7 Ways to GET IT TOGETHER: Paste Cleans the Office

College Lists

Recently here at Paste’s Atlanta office we geared up for summer cleaning after being inspired by this website. During our day of blood, sweat and dust, we compiled some tips on how to make your next cleaning mission as efficient and pain-free as possible.

1. Assemble an Army

ufyh1.jpg
The interns, sorting away

Taking on a cleaning job (especially a colossal one) is not fun. But it’s a lot more tolerable and faster if you create a cleaning task force. Whether it’s you and your roommates or a friend you’ve goaded into helping you because they owe you, working as a group will cut clean-up time in half: firstly, you’ll be able to split of sections of the clutter to tackle to messes at once. Secondly, you’ll have eyes on you, preventing a bout of procrastination to strike.

2. Ditch The Old Electronics

ufyh 2.jpg
Relics of the early 2000’s

That light blue ‘98 Macintosh G3 that’s completely broken but you’re totally going to put on display someday? Yeah, you’re not. Unless you have a penchant for fixing up old electronics, dusty relics of tech past are best left either sold or recycled, not stored in the back of your closet. If the gadgets are still functioning or have collector’s value, sell them on Ebay on craigslist. If they’re just garbage in metallic form find a place to dispose of them properly (list of EPA-approved sites here.)

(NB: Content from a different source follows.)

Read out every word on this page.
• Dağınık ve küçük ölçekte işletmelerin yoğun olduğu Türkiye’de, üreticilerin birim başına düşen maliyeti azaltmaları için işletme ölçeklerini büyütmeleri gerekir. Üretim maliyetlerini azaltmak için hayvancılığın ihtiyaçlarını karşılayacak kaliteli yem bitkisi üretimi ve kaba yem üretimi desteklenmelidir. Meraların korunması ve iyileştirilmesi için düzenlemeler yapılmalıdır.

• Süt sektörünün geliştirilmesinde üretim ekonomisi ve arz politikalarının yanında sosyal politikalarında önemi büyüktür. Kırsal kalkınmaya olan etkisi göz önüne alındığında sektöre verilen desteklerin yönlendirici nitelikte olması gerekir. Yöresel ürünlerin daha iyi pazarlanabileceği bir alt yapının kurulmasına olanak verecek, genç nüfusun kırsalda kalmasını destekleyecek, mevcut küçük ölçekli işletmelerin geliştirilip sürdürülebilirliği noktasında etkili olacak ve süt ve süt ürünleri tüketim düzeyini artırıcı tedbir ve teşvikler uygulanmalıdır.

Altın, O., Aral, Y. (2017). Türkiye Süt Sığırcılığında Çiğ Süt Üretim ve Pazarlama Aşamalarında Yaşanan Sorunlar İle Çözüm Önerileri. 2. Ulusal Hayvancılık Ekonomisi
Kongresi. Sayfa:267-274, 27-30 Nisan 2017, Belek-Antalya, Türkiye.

3. Kill Your Darlings (or rather, Extract the Unused)

ufyh 7.jpg

Here at Paste, we receives dozens of CDs, Books, and DVDs a week. Paste has been around since 2002. You do the math. While we didn’t have to go through eons of promo material, we did go through probably a year or two worth of old stuff that was taking up a significant amount of space. We pulled out what we wanted to keep, and set the rest out for donation or recycling. It can be arduous and painful parting ways with books and shows, but you are lying to yourself if you think that that book your weird neighbor gave you about the making of Braveheart is ever going to get opened. Find recycling centers here.

4. Same Applies for Magazines

ufyh 4.jpg

We’ll always cherish and hold onto our Paste print magazines, but we also had over a thousand magazines from other publications in our storage area for no reason. Our suggestion is to rifle through, save a few (emphasis on few) articles that have historical significance/sentimental value, then recycle the rest.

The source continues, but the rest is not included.